Fixed-scope API or backend project: defined deliverables, fixed price. Right for greenfield services with clear requirements.

Dedicated Python engineer: monthly retainer. Right for ongoing backend development, feature additions, and technical debt reduction.

Code audit & refactor: assessment of existing Python backend with a prioritised remediation plan and implementation.

For full-stack web development (Python backend + React frontend), see Web Development Services. For Python-based AI/ML engineering, see AI/ML Development.

Get a Scope

Tell us your framework preference (or lack of one), the type of backend you need, and your timeline. We’ll respond within 24 hours.

Contact us

Frequently Asked Questions

Django, FastAPI, or Flask — which should we use?

Django for full-featured web applications and CMS-style products — batteries included, ORM, admin, auth, and a mature ecosystem. FastAPI for high-performance API services where async throughput matters, type safety is a priority, and you don't need Django's full admin stack. Flask for simple APIs or microservices where you want minimal framework overhead. We recommend based on your specific requirements — we build with all three.

How much does Python backend development cost?

A simple REST API with auth and basic CRUD: $10,000–$25,000. A Django web application with admin panel, business logic, and integrations: $25,000–$80,000. A data pipeline or ML integration backend: $20,000–$60,000. Dedicated Python engineer retainer: from $7,000/month.

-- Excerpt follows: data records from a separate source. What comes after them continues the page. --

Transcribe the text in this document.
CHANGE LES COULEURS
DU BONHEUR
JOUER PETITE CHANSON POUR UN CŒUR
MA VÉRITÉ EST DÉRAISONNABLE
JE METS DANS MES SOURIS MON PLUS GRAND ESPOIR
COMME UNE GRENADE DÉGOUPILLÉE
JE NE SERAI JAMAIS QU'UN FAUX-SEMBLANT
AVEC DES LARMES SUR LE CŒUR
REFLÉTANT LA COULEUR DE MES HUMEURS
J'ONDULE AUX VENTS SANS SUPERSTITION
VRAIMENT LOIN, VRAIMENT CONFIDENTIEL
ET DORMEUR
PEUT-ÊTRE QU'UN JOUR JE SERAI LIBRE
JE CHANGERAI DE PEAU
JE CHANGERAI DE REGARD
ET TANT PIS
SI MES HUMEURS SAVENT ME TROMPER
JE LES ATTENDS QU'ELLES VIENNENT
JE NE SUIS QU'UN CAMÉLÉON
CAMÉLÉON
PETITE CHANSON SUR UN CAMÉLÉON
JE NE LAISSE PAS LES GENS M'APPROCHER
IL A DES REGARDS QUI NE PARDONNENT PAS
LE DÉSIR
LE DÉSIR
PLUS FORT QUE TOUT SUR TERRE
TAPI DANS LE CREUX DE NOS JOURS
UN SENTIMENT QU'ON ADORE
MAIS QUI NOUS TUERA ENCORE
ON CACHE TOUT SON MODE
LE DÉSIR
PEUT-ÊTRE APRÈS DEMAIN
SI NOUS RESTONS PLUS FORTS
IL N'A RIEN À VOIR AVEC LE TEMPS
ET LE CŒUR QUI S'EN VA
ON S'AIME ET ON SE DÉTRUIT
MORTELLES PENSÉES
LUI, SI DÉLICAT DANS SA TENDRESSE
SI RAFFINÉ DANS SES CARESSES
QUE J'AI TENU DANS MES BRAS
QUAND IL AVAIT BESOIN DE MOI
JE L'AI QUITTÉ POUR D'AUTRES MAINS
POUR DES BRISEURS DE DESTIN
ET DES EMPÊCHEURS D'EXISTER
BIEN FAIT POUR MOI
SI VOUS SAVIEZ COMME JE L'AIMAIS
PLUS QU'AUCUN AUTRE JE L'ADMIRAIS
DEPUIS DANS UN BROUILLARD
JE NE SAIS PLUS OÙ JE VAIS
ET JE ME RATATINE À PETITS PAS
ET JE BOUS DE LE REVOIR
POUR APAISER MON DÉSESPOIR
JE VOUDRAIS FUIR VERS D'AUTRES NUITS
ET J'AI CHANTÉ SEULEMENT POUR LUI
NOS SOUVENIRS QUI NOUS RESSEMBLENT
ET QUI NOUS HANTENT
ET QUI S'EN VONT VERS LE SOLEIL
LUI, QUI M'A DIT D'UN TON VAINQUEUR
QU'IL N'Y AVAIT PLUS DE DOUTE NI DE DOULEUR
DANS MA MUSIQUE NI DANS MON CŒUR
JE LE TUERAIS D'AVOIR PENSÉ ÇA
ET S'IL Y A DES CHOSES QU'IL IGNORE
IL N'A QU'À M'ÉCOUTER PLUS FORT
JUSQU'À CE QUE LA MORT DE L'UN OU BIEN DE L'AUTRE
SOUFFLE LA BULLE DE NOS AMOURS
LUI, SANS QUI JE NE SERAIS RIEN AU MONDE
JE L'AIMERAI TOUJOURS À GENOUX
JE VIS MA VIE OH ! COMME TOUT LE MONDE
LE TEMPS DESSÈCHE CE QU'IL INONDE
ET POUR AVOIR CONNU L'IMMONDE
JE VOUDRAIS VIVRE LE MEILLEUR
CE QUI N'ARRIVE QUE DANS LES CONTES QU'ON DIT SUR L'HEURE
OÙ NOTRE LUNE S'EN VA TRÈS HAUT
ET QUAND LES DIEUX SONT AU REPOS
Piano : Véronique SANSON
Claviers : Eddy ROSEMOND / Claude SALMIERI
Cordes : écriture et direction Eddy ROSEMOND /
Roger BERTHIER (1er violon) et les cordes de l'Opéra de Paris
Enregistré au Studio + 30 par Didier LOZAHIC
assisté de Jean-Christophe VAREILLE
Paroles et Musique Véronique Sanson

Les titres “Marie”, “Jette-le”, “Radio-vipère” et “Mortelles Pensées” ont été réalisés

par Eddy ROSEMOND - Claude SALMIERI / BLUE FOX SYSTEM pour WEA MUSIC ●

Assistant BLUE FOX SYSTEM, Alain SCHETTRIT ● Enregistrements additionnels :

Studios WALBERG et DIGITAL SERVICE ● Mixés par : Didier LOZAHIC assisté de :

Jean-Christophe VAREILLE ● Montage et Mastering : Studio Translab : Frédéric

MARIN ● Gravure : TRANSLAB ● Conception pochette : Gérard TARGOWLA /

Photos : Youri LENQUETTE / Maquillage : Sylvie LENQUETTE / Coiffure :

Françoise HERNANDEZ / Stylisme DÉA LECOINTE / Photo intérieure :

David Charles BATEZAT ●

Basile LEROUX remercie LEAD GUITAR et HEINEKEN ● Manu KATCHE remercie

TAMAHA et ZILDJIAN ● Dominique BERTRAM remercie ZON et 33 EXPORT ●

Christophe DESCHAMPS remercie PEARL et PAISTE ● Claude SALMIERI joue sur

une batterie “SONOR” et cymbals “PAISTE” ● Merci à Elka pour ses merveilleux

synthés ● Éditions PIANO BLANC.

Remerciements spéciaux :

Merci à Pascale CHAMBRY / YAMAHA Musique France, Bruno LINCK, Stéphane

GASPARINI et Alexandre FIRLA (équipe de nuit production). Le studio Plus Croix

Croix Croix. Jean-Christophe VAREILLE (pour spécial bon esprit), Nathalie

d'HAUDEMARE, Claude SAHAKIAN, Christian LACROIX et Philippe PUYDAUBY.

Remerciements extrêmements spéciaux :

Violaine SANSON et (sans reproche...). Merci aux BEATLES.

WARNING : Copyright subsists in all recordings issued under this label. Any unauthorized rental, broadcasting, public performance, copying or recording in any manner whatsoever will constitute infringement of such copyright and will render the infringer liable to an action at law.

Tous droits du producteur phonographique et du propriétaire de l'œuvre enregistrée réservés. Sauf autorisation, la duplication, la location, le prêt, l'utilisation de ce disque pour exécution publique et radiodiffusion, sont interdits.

Can you work with our existing Python codebase?

Yes. We join existing Django and FastAPI projects regularly. We assess code quality honestly — if there are parts cheaper to rewrite than extend, we say so with reasoning. We've resolved performance bottlenecks, migrated databases, and refactored spaghetti view logic into clean service layers.

Do you handle database design and ORM setup?

Yes. Django ORM for most Django projects, SQLAlchemy for FastAPI/Flask. We design schemas with query performance in mind from the start — not generic REST CRUD models that create N+1 problems at scale. Migrations with Alembic or Django migrations, designed for zero-downtime deployment.

Can your Python team integrate ML models into our application?

Yes. We integrate ML models (scikit-learn, TensorFlow, PyTorch) via REST API endpoints, background task queues (Celery, RQ), or streaming pipelines. If you need model training and deployment rather than just integration, see our AI/ML engineering service.

Do you write tests?

Yes — pytest for unit and integration tests, Django Test Client or HTTPX for API endpoint testing. We target meaningful coverage of business logic, not 100% coverage of boilerplate. Test infrastructure (fixtures, factories with Factory Boy, CI integration) is included.